I guess that after the fix it works

library("DALEX")
library("ingredients")
library("randomForest")

model_titanic_glm <- randomForest(survived ~ gender + age + fare,
                                  data = na.omit(titanic_imputed))
titanic_imputed[2:1000,2] = NA
explain_titanic_glm <- explain(model_titanic_glm,
                               data = titanic_imputed[,-8],
                               y = titanic_imputed[,8],
                               verbose = FALSE)
pdp_glm <- partial_dependence(explain_titanic_glm,
                              N = 25, variables = c("age", "fare","sibsp"))
#, variable_splits = list(age = seq(0,100,0.1), fare = c(0:100), sibsp=0:10))
plot(pdp_glm)
pbiecek commented 3 years ago

thanks

p-schaefer commented 1 year ago

Hi there,

I'm wondering if there is some way of making conditional and accumulated dependence plots work with NAs? i,e,

library("DALEX")
library("ingredients")
library("randomForest")

model_titanic_glm <- randomForest(survived ~ gender + age + fare,
                                  data = na.omit(titanic_imputed))
titanic_imputed[2:1000,2] = NA
explain_titanic_glm <- explain(model_titanic_glm,
                               data = titanic_imputed[,-8],
                               y = titanic_imputed[,8],
                               verbose = FALSE)
pdp_glm <- conditional_dependence(explain_titanic_glm,
                              N = 25, variables = c("age", "fare","sibsp"))
#, variable_splits = list(age = seq(0,100,0.1), fare = c(0:100), sibsp=0:10))
plot(pdp_glm)

Thanks

hbaniecki commented 1 year ago

Hi, what is your goal? PD/ALE rely on estimating expected predictions with respect to data distribution.

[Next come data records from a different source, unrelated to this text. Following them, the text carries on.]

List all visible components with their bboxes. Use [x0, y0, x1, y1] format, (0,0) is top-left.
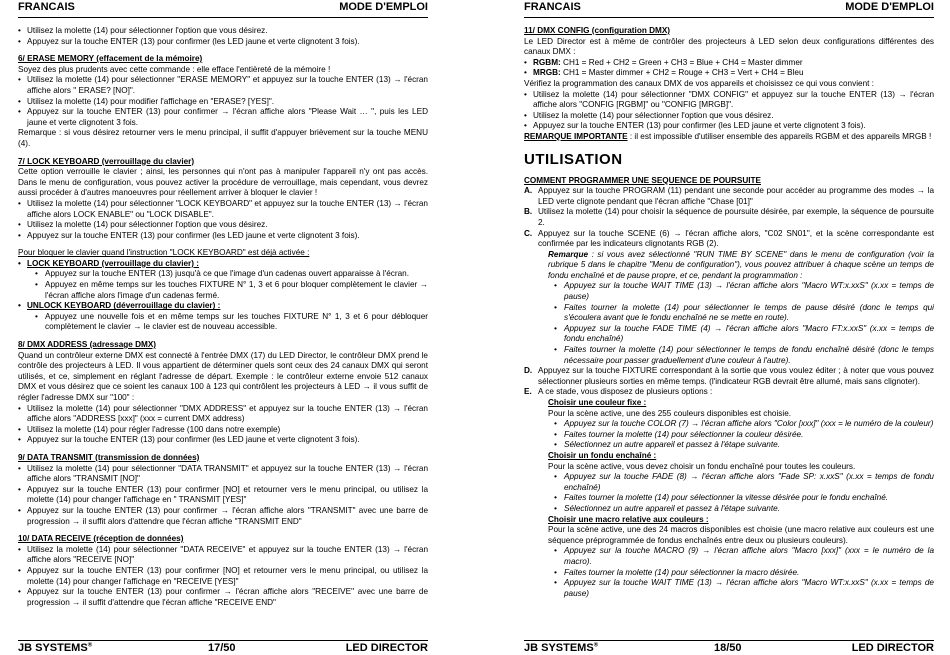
- bullet-item: • Utilisez la molette (14) pour sélectionner l'option que vous désirez.: [18, 26, 428, 37]
- bullet-item: • Appuyez sur la touche WAIT TIME (13) → l'écran affiche alors "Macro WT:x.xxS" (x.xx = temps de pause): [524, 578, 934, 599]
- section-heading: 10/ DATA RECEIVE (réception de données): [18, 534, 184, 544]
- bullet-item: • Appuyez une nouvelle fois et en même temps sur les touches FIXTURE N° 1, 3 et 6 pour débloquer complètement le clavier → le clavier est de nouveau accessible.: [18, 312, 428, 333]
- paragraph: Pour la scène active, vous devez choisir un fondu enchaîné pour toutes les couleurs.: [548, 461, 856, 471]
- section-heading: 8/ DMX ADDRESS (adressage DMX): [18, 340, 157, 350]
- bullet-item: • Appuyez sur la touche MACRO (9) → l'écran affiche alors "Macro [xxx]" (xxx = le numéro de la macro).: [524, 546, 934, 567]
- bullet-item: • Faites tourner la molette (14) pour sélectionner la couleur désirée.: [524, 430, 934, 441]
- remark: [524, 132, 934, 143]
- header-title: MODE D'EMPLOI: [845, 1, 934, 13]
- bullet-item: • Appuyez sur la touche ENTER (13) pour confirmer → l'écran affiche alors "Please Wait … ", puis les LED jaune et verte clignotent 3 fois.: [18, 107, 428, 128]
- bullet-item: • Appuyez sur la touche FADE (8) → l'écran affiche alors "Fade SP: x.xxS" (x.xx = temps de fondu enchaîné): [524, 472, 934, 493]
- bullet-item: • Appuyez sur la touche ENTER (13) pour confirmer (les LED jaune et verte clignotent 3 fois).: [18, 435, 428, 446]
- paragraph: Le LED Director est à même de contrôler des projecteurs à LED selon deux configurations différentes des canaux DMX :: [524, 36, 934, 57]
- config-name: MRGB:: [533, 68, 561, 78]
- step-letter: C.: [524, 228, 533, 238]
- page-body: [18, 26, 428, 608]
- footer-page-number: 17/50: [208, 642, 236, 654]
- page-header: [18, 0, 428, 18]
- footer-brand: JB SYSTEMS®: [524, 642, 599, 654]
- remark-label: REMARQUE IMPORTANTE: [524, 131, 628, 141]
- paragraph: Pour la scène active, une des 24 macros disponibles est choisie (une macro relative aux couleurs est une séquence préprogrammée de fondus enchaînés entre deux ou plusieurs couleurs).: [548, 525, 934, 545]
- step-item: [524, 387, 934, 398]
- footer-product: LED DIRECTOR: [851, 642, 934, 654]
- sub-heading-text: UNLOCK KEYBOARD (déverrouillage du clavier) :: [27, 301, 221, 311]
- step-letter: E.: [524, 387, 532, 397]
- section-heading: 9/ DATA TRANSMIT (transmission de données): [18, 452, 200, 462]
- section-heading: 7/ LOCK KEYBOARD (verrouillage du clavier): [18, 156, 195, 166]
- bullet-item: • Appuyez sur la touche ENTER (13) pour confirmer → l'écran affiche alors "TRANSMIT" avec une barre de progression → il suffit alors d'attendre que l'écran affiche "TRANSMIT END": [18, 506, 428, 527]
- page-header: [524, 0, 934, 18]
- bullet-item: • Appuyez sur la touche WAIT TIME (13) → l'écran affiche alors "Macro WT:x.xxS" (x.xx = temps de pause): [524, 281, 934, 302]
- chapter-title: UTILISATION: [524, 150, 623, 168]
- step-text: Appuyez sur la touche PROGRAM (11) pendant une seconde pour accéder au programme des modes → la LED verte clignote pendant que l'écran affiche "Chase [01]": [538, 186, 934, 206]
- remark-label: Remarque: [548, 249, 589, 259]
- config-name: RGBM:: [533, 57, 561, 67]
- page-footer: [18, 640, 428, 655]
- bullet-item: • Utilisez la molette (14) pour sélectionner "ERASE MEMORY" et appuyez sur la touche ENTER (13) → l'écran affiche alors " ERASE? [NO]".: [18, 75, 428, 96]
- page-footer: [524, 640, 934, 655]
- bullet-item: [524, 58, 934, 69]
- bullet-item: • Appuyez sur la touche ENTER (13) jusqu'à ce que l'image d'un cadenas ouvert apparaisse à l'écran.: [18, 269, 428, 280]
- paragraph: Pour bloquer le clavier quand l'instruction "LOCK KEYBOARD" est déjà activée :: [18, 248, 310, 258]
- paragraph: Soyez des plus prudents avec cette commande : elle efface l'entièreté de la mémoire !: [18, 64, 331, 74]
- step-text: Appuyez sur la touche FIXTURE correspondant à la sortie que vous voulez éditer ; à noter que vous pouvez sélectionner plusieurs sorties en même temps. (l'indicateur RGB devrait être allumé, mais sans clignoter).: [538, 366, 934, 386]
- paragraph: Cette option verrouille le clavier ; ainsi, les personnes qui n'ont pas à manipuler l'appareil n'y ont pas accès. Dans le menu de configuration, vous pouvez activer la procédure de verrouillage, mais cependant, vous devrez aussi procéder à d'autres manoeuvres pour réellement arriver à bloquer le clavier !: [18, 167, 428, 198]
- bullet-item: • Utilisez la molette (14) pour sélectionner "DATA TRANSMIT" et appuyez sur la touche ENTER (13) → l'écran affiche alors "TRANSMIT [NO]": [18, 464, 428, 485]
- sub-heading: [18, 301, 428, 312]
- bullet-item: • Appuyez sur la touche ENTER (13) pour confirmer → l'écran affiche alors "RECEIVE" avec une barre de progression → il suffit d'attendre que l'écran affiche "RECEIVE END": [18, 587, 428, 608]
- bullet-item: • Appuyez en même temps sur les touches FIXTURE N° 1, 3 et 6 pour bloquer complètement le clavier → l'écran affiche alors l'image d'un cadenas fermé.: [18, 280, 428, 301]
- header-title: MODE D'EMPLOI: [339, 1, 428, 13]
- bullet-item: • Appuyez sur la touche ENTER (13) pour confirmer (les LED jaune et verte clignotent 3 fois).: [18, 37, 428, 48]
- step-letter: D.: [524, 366, 533, 376]
- remark: [524, 250, 934, 282]
- bullet-item: [524, 68, 934, 79]
- header-language: FRANCAIS: [18, 1, 75, 13]
- footer-product: LED DIRECTOR: [345, 642, 428, 654]
- bullet-item: • Appuyez sur la touche COLOR (7) → l'écran affiche alors "Color [xxx]" (xxx = le numéro de la couleur): [524, 419, 934, 430]
- bullet-item: • Utilisez la molette (14) pour sélectionner "DMX CONFIG" et appuyez sur la touche ENTER (13) → l'écran affiche alors "CONFIG [RGBM]" ou "CONFIG [MRGB]".: [524, 90, 934, 111]
- subsection-heading: COMMENT PROGRAMMER UNE SEQUENCE DE POURSUITE: [524, 175, 761, 185]
- paragraph: Quand un contrôleur externe DMX est connecté à l'entrée DMX (17) du LED Director, le contrôleur DMX prend le contrôle des projecteurs à LED. Il vous appartient de déterminer quels sont ceux des 24 canaux DMX qui seront utilisés, et ce, simplement en réglant l'adresse de départ. Exemple : le contrôleur externe envoie 512 canaux DMX et vous désirez que ce soient les canaux 100 à 123 qui contrôlent les projecteurs à LED → il vous suffit de régler l'adresse DMX sur "100" :: [18, 350, 428, 402]
- paragraph: Vérifiez la programmation des canaux DMX de vos appareils et choisissez ce qui vous convient :: [524, 78, 874, 88]
- step-item: [524, 366, 934, 387]
- bullet-item: • Faites tourner la molette (14) pour sélectionner le temps de pause désiré (donc le temps qui s'écoulera avant que le fondu enchaîné ne se mette en route).: [524, 303, 934, 324]
- bullet-item: • Utilisez la molette (14) pour régler l'adresse (100 dans notre exemple): [18, 425, 428, 436]
- step-text: Appuyez sur la touche SCENE (6) → l'écran affiche alors, "C02 SN01", et la scène correspondante est confirmée par les indicateurs clignotants RGB (2).: [538, 228, 934, 249]
- bullet-item: • Faites tourner la molette (14) pour sélectionner la vitesse désirée pour le fondu enchaîné.: [524, 493, 934, 504]
- footer-brand: JB SYSTEMS®: [18, 642, 93, 654]
- remark-text: : il est impossible d'utiliser ensemble des appareils RGBM et des appareils MRGB !: [627, 131, 932, 141]
- page-body: [524, 26, 934, 599]
- bullet-item: • Utilisez la molette (14) pour sélectionner "DATA RECEIVE" et appuyez sur la touche ENTER (13) → l'écran affiche alors "RECEIVE [NO]": [18, 545, 428, 566]
- config-text: CH1 = Red + CH2 = Green + CH3 = Blue + CH4 = Master dimmer: [560, 57, 803, 67]
- option-heading: Choisir une macro relative aux couleurs :: [548, 514, 709, 524]
- section-heading: 11/ DMX CONFIG (configuration DMX): [524, 26, 671, 35]
- sub-heading-text: LOCK KEYBOARD (verrouillage du clavier) :: [27, 258, 199, 268]
- step-text: Utilisez la molette (14) pour choisir la séquence de poursuite désirée, par exemple, la séquence de poursuite 2.: [538, 207, 934, 227]
- step-letter: A.: [524, 186, 533, 196]
- bullet-item: • Utilisez la molette (14) pour sélectionner "LOCK KEYBOARD" et appuyez sur la touche ENTER (13) → l'écran affiche alors LOCK ENABLE" ou "LOCK DISABLE".: [18, 199, 428, 220]
- page-17: [18, 0, 428, 654]
- bullet-item: • Faites tourner la molette (14) pour sélectionner le temps de fondu enchaîné désiré (donc le temps nécessaire pour passer graduellement d'une couleur à l'autre).: [524, 345, 934, 366]
- footer-page-number: 18/50: [714, 642, 742, 654]
- section-heading: 6/ ERASE MEMORY (effacement de la mémoire): [18, 54, 203, 64]
- bullet-item: • Appuyez sur la touche ENTER (13) pour confirmer (les LED jaune et verte clignotent 3 fois).: [524, 121, 934, 132]
- bullet-item: • Utilisez la molette (14) pour modifier l'affichage en "ERASE? [YES]".: [18, 97, 428, 108]
- step-item: [524, 229, 934, 250]
- bullet-item: • Faites tourner la molette (14) pour sélectionner la macro désirée.: [524, 568, 934, 579]
- bullet-item: • Appuyez sur la touche FADE TIME (4) → l'écran affiche alors "Macro FT:x.xxS" (x.xx = temps de fondu enchaîné): [524, 324, 934, 345]
- paragraph: Pour la scène active, une des 255 couleurs disponibles est choisie.: [548, 408, 792, 418]
- bullet-item: • Utilisez la molette (14) pour sélectionner "DMX ADDRESS" et appuyez sur la touche ENTER (13) → l'écran affiche alors "ADDRESS [xxx]" (xxx = current DMX address): [18, 404, 428, 425]
- page-18: [524, 0, 934, 654]
- paragraph: Remarque : si vous désirez retourner vers le menu principal, il suffit d'appuyer brièvement sur la touche MENU (4).: [18, 128, 428, 148]
- header-language: FRANCAIS: [524, 1, 581, 13]
- sub-heading: [18, 259, 428, 270]
- bullet-item: • Utilisez la molette (14) pour sélectionner l'option que vous désirez.: [524, 111, 934, 122]
- step-item: [524, 186, 934, 207]
- step-letter: B.: [524, 207, 533, 217]
- bullet-item: • Sélectionnez un autre appareil et passez à l'étape suivante.: [524, 440, 934, 451]
- bullet-item: • Appuyez sur la touche ENTER (13) pour confirmer [NO] et retourner vers le menu principal, ou utilisez la molette (14) pour changer l'affichage en " TRANSMIT [YES]": [18, 485, 428, 506]
- option-heading: Choisir une couleur fixe :: [548, 398, 647, 407]
- remark-text: : si vous avez sélectionné "RUN TIME BY SCENE" dans le menu de configuration (voir la rubrique 5 dans le chapitre "Menu de configuration"), vous pouvez attribuer à chaque scène un temps de fondu enchaîné et de pause propre, et ce, pendant la programmation :: [548, 249, 934, 280]
- step-text: A ce stade, vous disposez de plusieurs options :: [538, 387, 713, 397]
- bullet-item: • Sélectionnez un autre appareil et passez à l'étape suivante.: [524, 504, 934, 515]
- step-item: [524, 207, 934, 228]
- option-heading: Choisir un fondu enchaîné :: [548, 450, 657, 460]
- bullet-item: • Appuyez sur la touche ENTER (13) pour confirmer (les LED jaune et verte clignotent 3 fois).: [18, 231, 428, 242]
- config-text: CH1 = Master dimmer + CH2 = Rouge + CH3 = Vert + CH4 = Bleu: [560, 68, 804, 78]
- bullet-item: • Utilisez la molette (14) pour sélectionner l'option que vous désirez.: [18, 220, 428, 231]
- bullet-item: • Appuyez sur la touche ENTER (13) pour confirmer [NO] et retourner vers le menu principal, ou utilisez la molette (14) pour changer l'affichage en "RECEIVE [YES]": [18, 566, 428, 587]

Did you consider removing observations without age (with NAs) from data to estimate the explanation of age?

p-schaefer commented 1 year ago

Sorry, this was a bad example. I was piggybacking on the example from this thread. In doing more testing with reasonable numbers of NAs, I see that conditional_dependence() does work with NAs:

library("DALEX")
library("ingredients")
library("randomForest")

model_titanic_glm <- randomForest(survived ~ gender + age + fare,
                                  data = na.omit(titanic_imputed))

toNA<-sample(1:1000,10)

titanic_imputed[toNA,] = NA
explain_titanic_glm <- explain(model_titanic_glm,
                               data = titanic_imputed[,-8],
                               y = titanic_imputed[,8],
                               verbose = FALSE)
pdp_glm <- conditional_dependence(explain_titanic_glm,
                                  N = 25, variables = c("age", "fare","sibsp"))
#, variable_splits = list(age = seq(0,100,0.1), fare = c(0:100), sibsp=0:10))
plot(pdp_glm)

Unfortunately, in my significantly larger and more complicated models, I'm running into issues related to missing values where the aggregated profiles aren't being calculated. When I impute the missing values, there are no issues. But I can't seem to recreate it with a simpler dataset/model. Do you know of any situations where aggregating profiles fails elated to NAs? There are no instances where an entire column is NAs like in my previous examples.